Mathias Aspelin earned his master of music degree in jazz studies, and has gone on to impact the global music community. As the founder of Global Village Cambodia – a music education program at a school in an impoverished area of Cambodia, he is bringing the music and art to children who can benefit from this addition to their education.
Aspelin grew up in the countryside of western Finland, where he had the opportunity to take piano lessons through his school at young age. Though he started in the tradition of the Russian piano school, Aspelin eventually began to listen to jazz artists such as Bill Evans, and began to improvise his own music.
Attending USC as a jazz studies student, Aspelin recalls that studying with the faculty in the program was incredibly inspiring.
“Alan Pasqua’s playing was what attracted me to USC in the first place, so getting to study with him was a joy and a privilege,” says Aspelin. He also studied with Vince Mendoza, though this was sometimes a long journey. “I remember having to get on three different buses and finally walk a bit to get to his studio…it took more than two hours! It was worth it.” He also notes that another highlight was Morten Lauridsen reciting poetry at the end of class, which Aspelin describes as “composing music, and life too.”
Aspelin says that he has always enjoyed teaching, and through a series of connections with faculty during the time of losing his mother, he began to approach music through a more humanitarian perspective rather than a career-centered one. He sees this as a milestone moment in his life, in which he shifted his thinking and began to explore ways to impact the lives of others.
“At the time I was really pulled in by the humanitarian aspect of it all – more so than the musical one. I was also fascinated by the El Sistema phenomenon and travelled to Venezuela to witness it firsthand,” says Aspelin. “What I call Global Village Cambodia is really just a continuation of this.”
Aspelin spent some time in Cambodia two years ago, and has now returned to start a music education program at a school there. The school is in an impoverished area, but has more than 1,000 students and a very dedicated group of young teachers committed to improving the region.
Getting the program off the ground has been challenging, but also rewarding, notes Aspelin.
“This has been the most amazing experience,” he says. “The goodwill and kindness you meet when you get involved with something like this is tremendous.”
Aspelin notes that the people he has met during this journey have been an inspiration and support to him as he tries to launch this initiative.

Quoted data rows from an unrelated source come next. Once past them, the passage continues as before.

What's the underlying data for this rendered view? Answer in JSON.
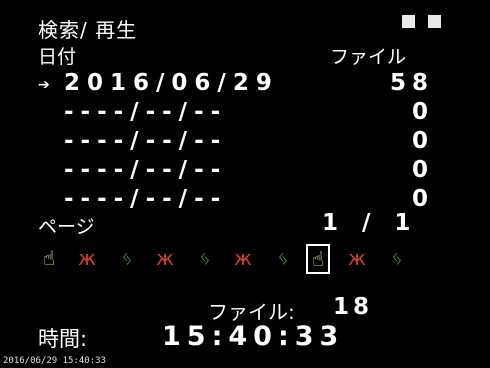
{
  "header": {
    "title": "検索/ 再生"
  },
  "window_controls": [
    "square-button",
    "square-button"
  ],
  "table": {
    "date_header": "日付",
    "file_header": "ファイル",
    "rows": [
      {
        "date": "2016/06/29",
        "count": "58",
        "selected": true
      },
      {
        "date": "----/--/--",
        "count": "0",
        "selected": false
      },
      {
        "date": "----/--/--",
        "count": "0",
        "selected": false
      },
      {
        "date": "----/--/--",
        "count": "0",
        "selected": false
      },
      {
        "date": "----/--/--",
        "count": "0",
        "selected": false
      }
    ],
    "selector_icon": "arrow-cursor-icon"
  },
  "pagination": {
    "label": "ページ",
    "value": "1 / 1"
  },
  "thumbnails": [
    {
      "icon": "hand-pointer-icon",
      "selected": false
    },
    {
      "icon": "butterfly-icon",
      "selected": false
    },
    {
      "icon": "figure-icon",
      "selected": false
    },
    {
      "icon": "butterfly-icon",
      "selected": false
    },
    {
      "icon": "figure-icon",
      "selected": false
    },
    {
      "icon": "butterfly-icon",
      "selected": false
    },
    {
      "icon": "figure-icon",
      "selected": false
    },
    {
      "icon": "hand-pointer-icon",
      "selected": true
    },
    {
      "icon": "butterfly-icon",
      "selected": false
    },
    {
      "icon": "figure-icon",
      "selected": false
    }
  ],
  "file_info": {
    "label": "ファイル:",
    "value": "18"
  },
  "time_info": {
    "label": "時間:",
    "value": "15:40:33"
  },
  "timestamp_overlay": "2016/06/29 15:40:33",
  "colors": {
    "background": "#000000",
    "text": "#ffffff",
    "butterfly": "#d04030",
    "figure": "#40a040",
    "pointer": "#ffe0a0"
  }
}
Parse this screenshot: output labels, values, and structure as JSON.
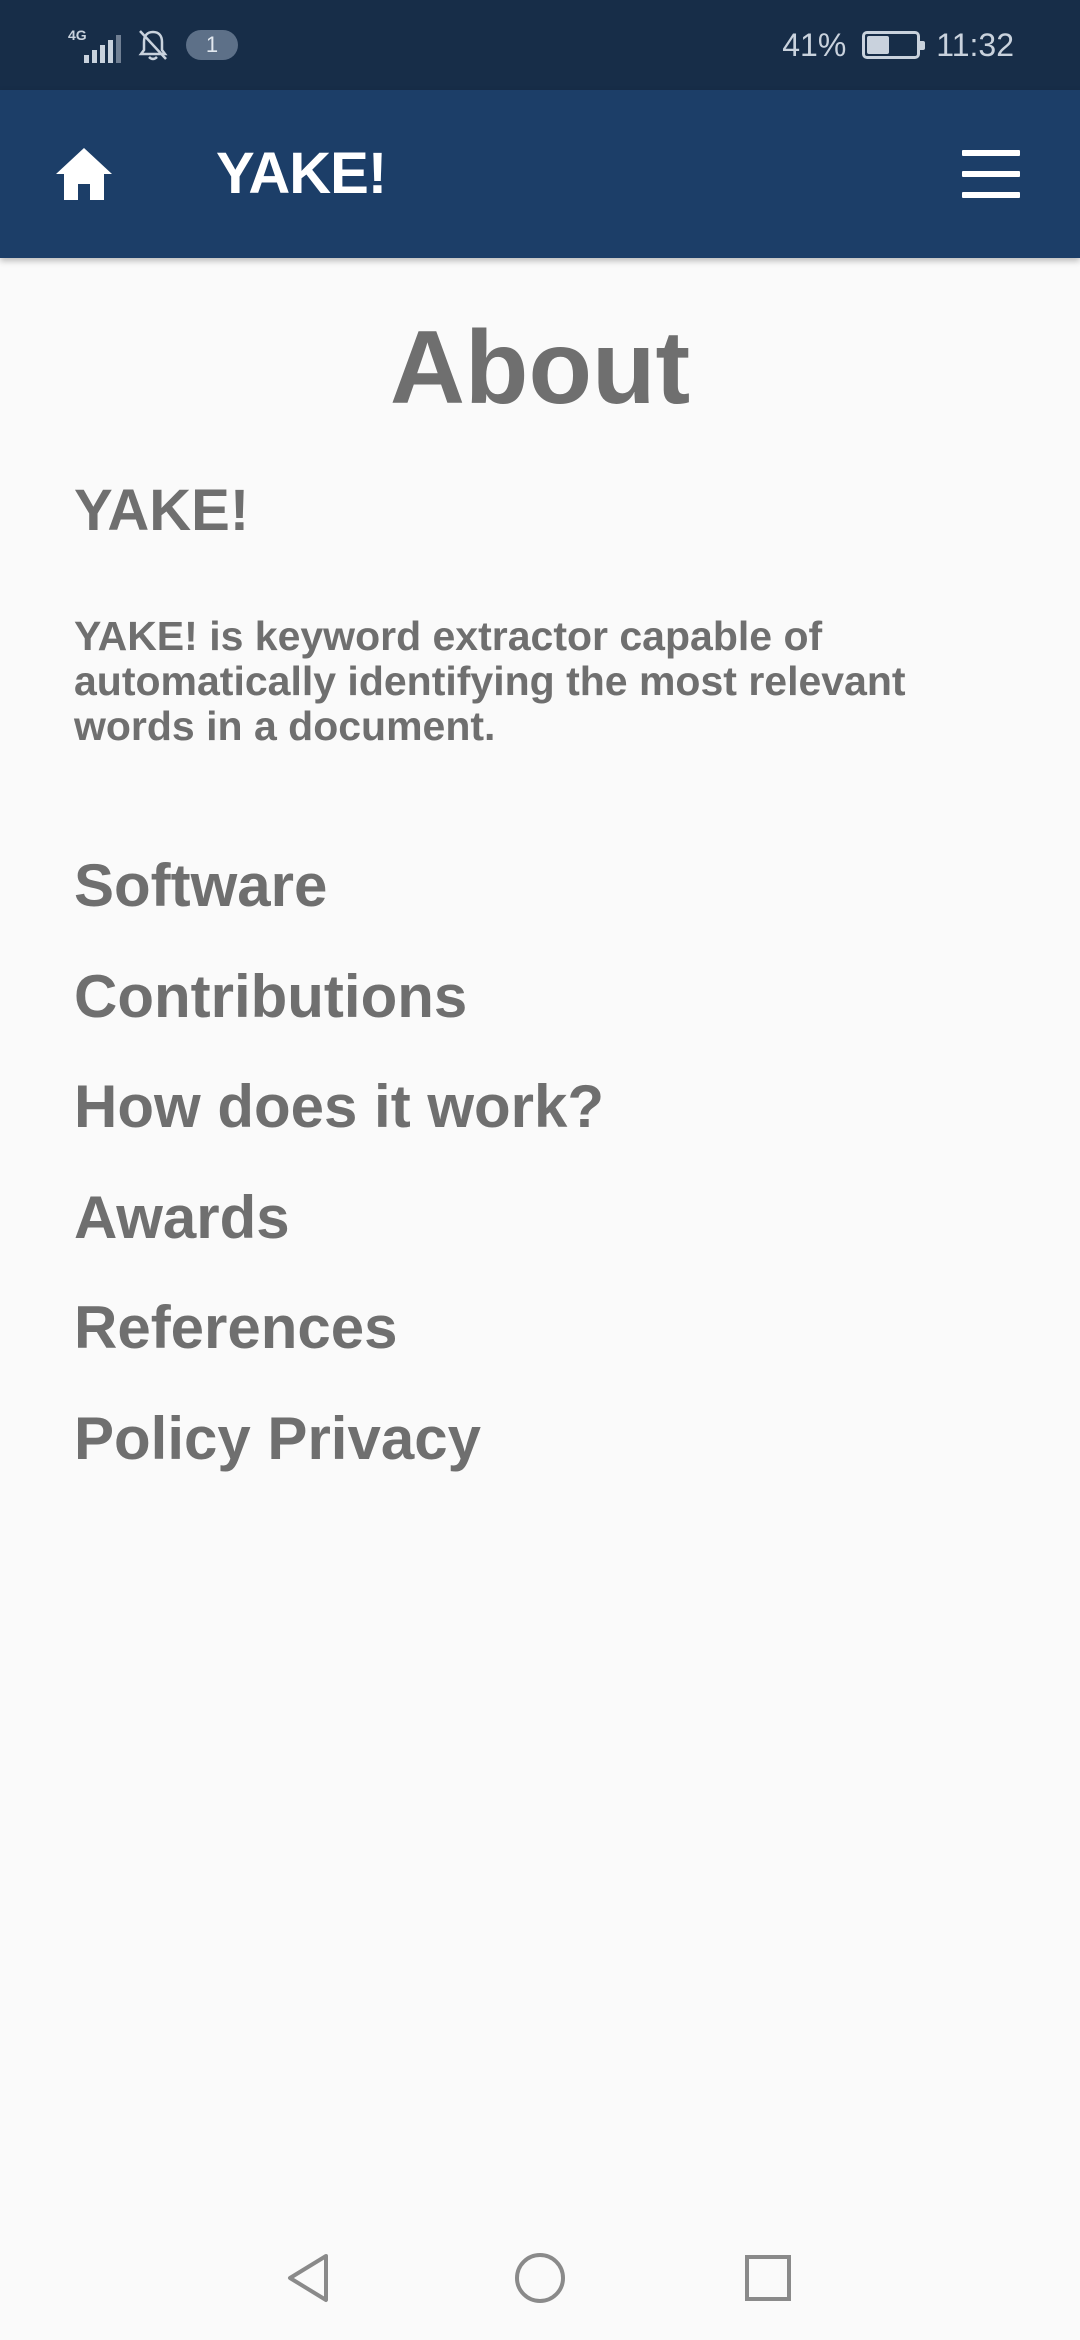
{
  "status_bar": {
    "network": "4G",
    "notification_count": "1",
    "battery_percent": "41%",
    "battery_level": 0.41,
    "time": "11:32",
    "icons": [
      "signal-icon",
      "bell-muted-icon",
      "battery-icon"
    ]
  },
  "app_bar": {
    "title": "YAKE!",
    "icons": [
      "home-icon",
      "hamburger-menu-icon"
    ],
    "color": "#1c3e68"
  },
  "main": {
    "page_title": "About",
    "section_heading": "YAKE!",
    "description": "YAKE! is keyword extractor capable of automatically identifying the most relevant words in a document.",
    "items": [
      {
        "label": "Software"
      },
      {
        "label": "Contributions"
      },
      {
        "label": "How does it work?"
      },
      {
        "label": "Awards"
      },
      {
        "label": "References"
      },
      {
        "label": "Policy Privacy"
      }
    ]
  },
  "navigation_bar": {
    "icons": [
      "back-triangle-icon",
      "home-circle-icon",
      "recents-square-icon"
    ]
  }
}
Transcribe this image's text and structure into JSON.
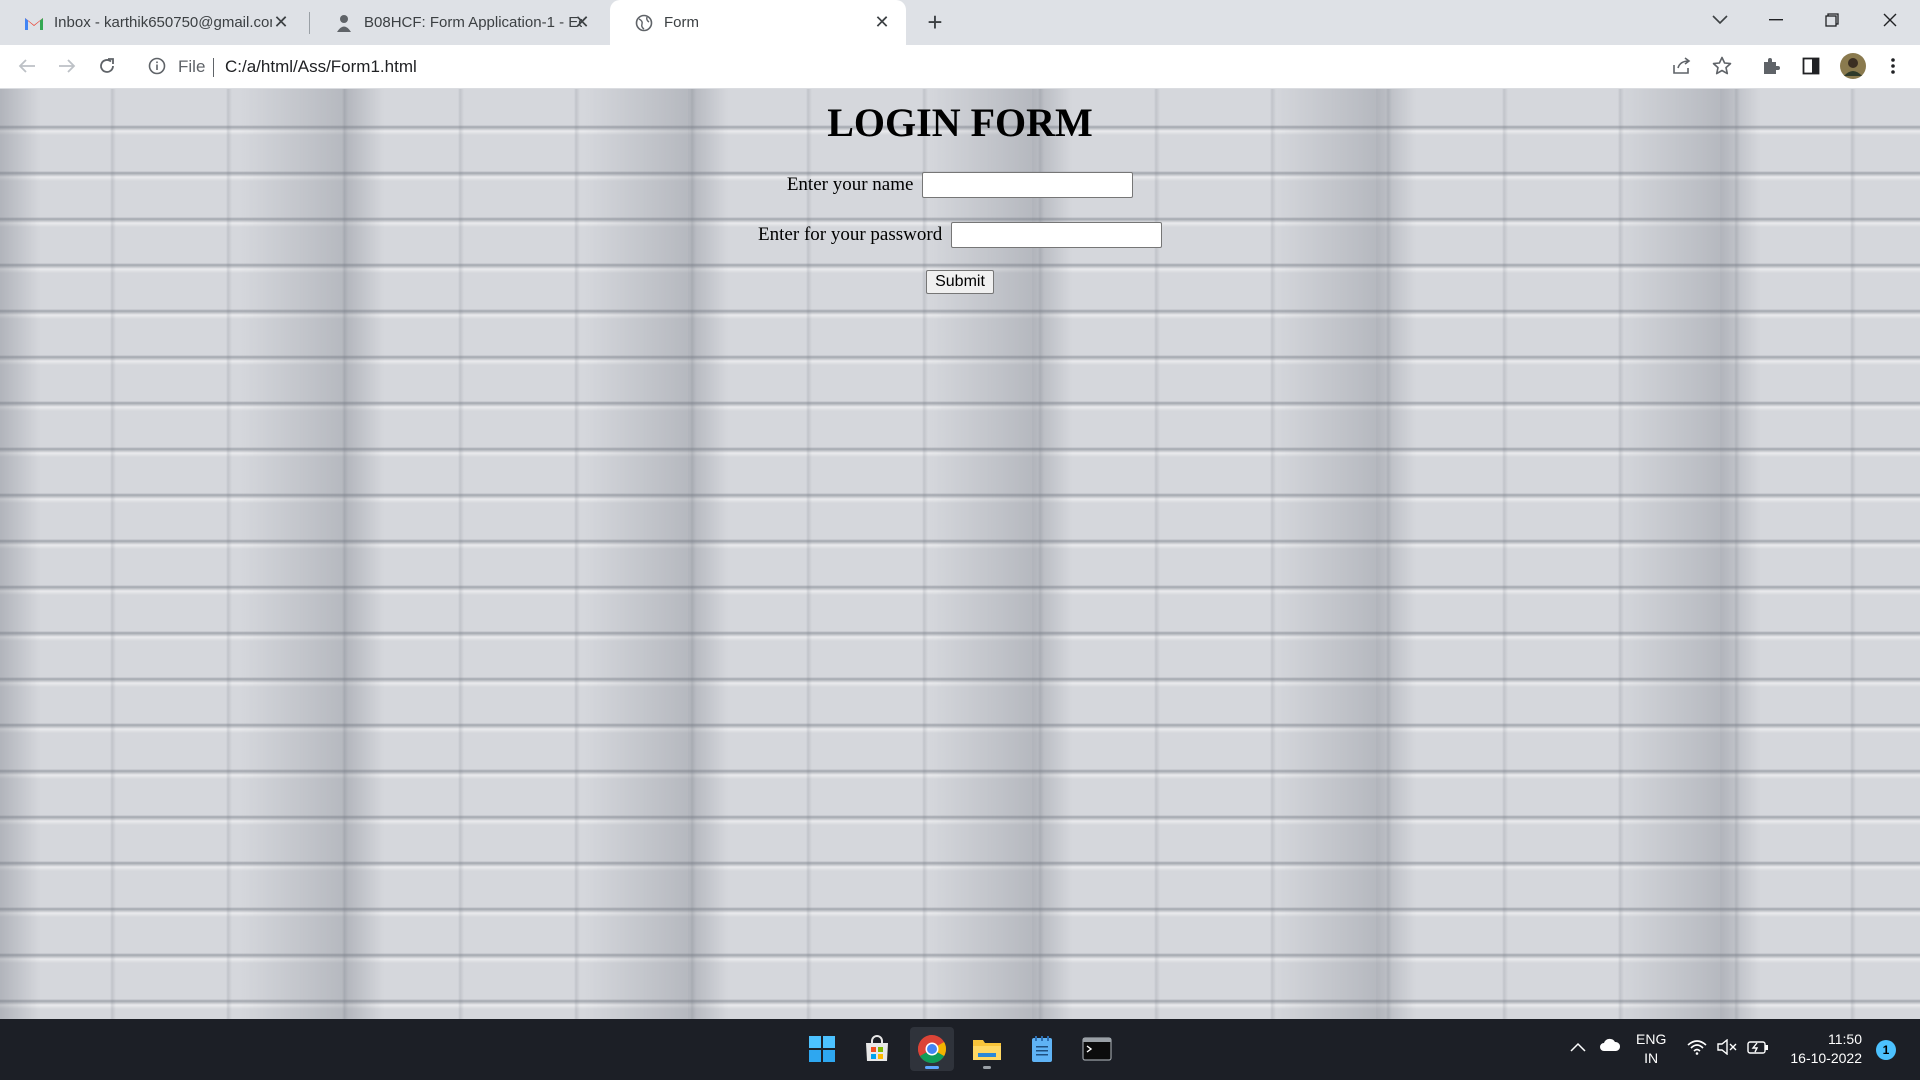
{
  "browser": {
    "tabs": [
      {
        "title": "Inbox - karthik650750@gmail.com",
        "icon": "gmail-icon"
      },
      {
        "title": "B08HCF: Form Application-1 - Ed",
        "icon": "site-icon"
      },
      {
        "title": "Form",
        "icon": "globe-icon",
        "active": true
      }
    ],
    "address": {
      "scheme_label": "File",
      "url": "C:/a/html/Ass/Form1.html"
    }
  },
  "page": {
    "heading": "LOGIN FORM",
    "name_label": "Enter your name",
    "name_value": "",
    "password_label": "Enter for your password",
    "password_value": "",
    "submit_label": "Submit"
  },
  "taskbar": {
    "apps": [
      "windows-start-icon",
      "microsoft-store-icon",
      "chrome-icon",
      "file-explorer-icon",
      "notepad-icon",
      "terminal-icon"
    ],
    "language": "ENG",
    "region": "IN",
    "time": "11:50",
    "date": "16-10-2022",
    "notification_count": "1"
  },
  "colors": {
    "taskbar": "#1c1f26",
    "tabbar": "#dee1e6",
    "accent": "#1a73e8"
  }
}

“To me, these are the true heroes, much more so than celebrities giving away some millions corresponding to an insignificant percentage of their wealth. And seeing the difference their work makes and being able to interact and work together with them is quite the experience.”
He sees that investing in music education – at all levels – is one way in which we can preserve a kind of art that is about something more than desires and appearances. Aspelin believes that music and the beauty of the arts, as a value, is important in and of itself and can have a profound effect on the way people perceive themselves and the world around them. He hopes that Global Village Cambodia will do exactly this for the young children there, as well as enhance their ability to be successful in their studies.
“I’m also hoping to harness the power of a two-way exchange of knowledge between musicians in industrialized countries and communities in emerging countries,” he says.
Aspelin is currently gathering funding for the program and has been making some progress.
“It’s a good thing that relatively small amounts of money can go a long way,” he says. “I like that line of Beckett’s, ‘…Try again. Fail again. Fail better.’ I’m planning to return to the school in Cambodia later this fall.”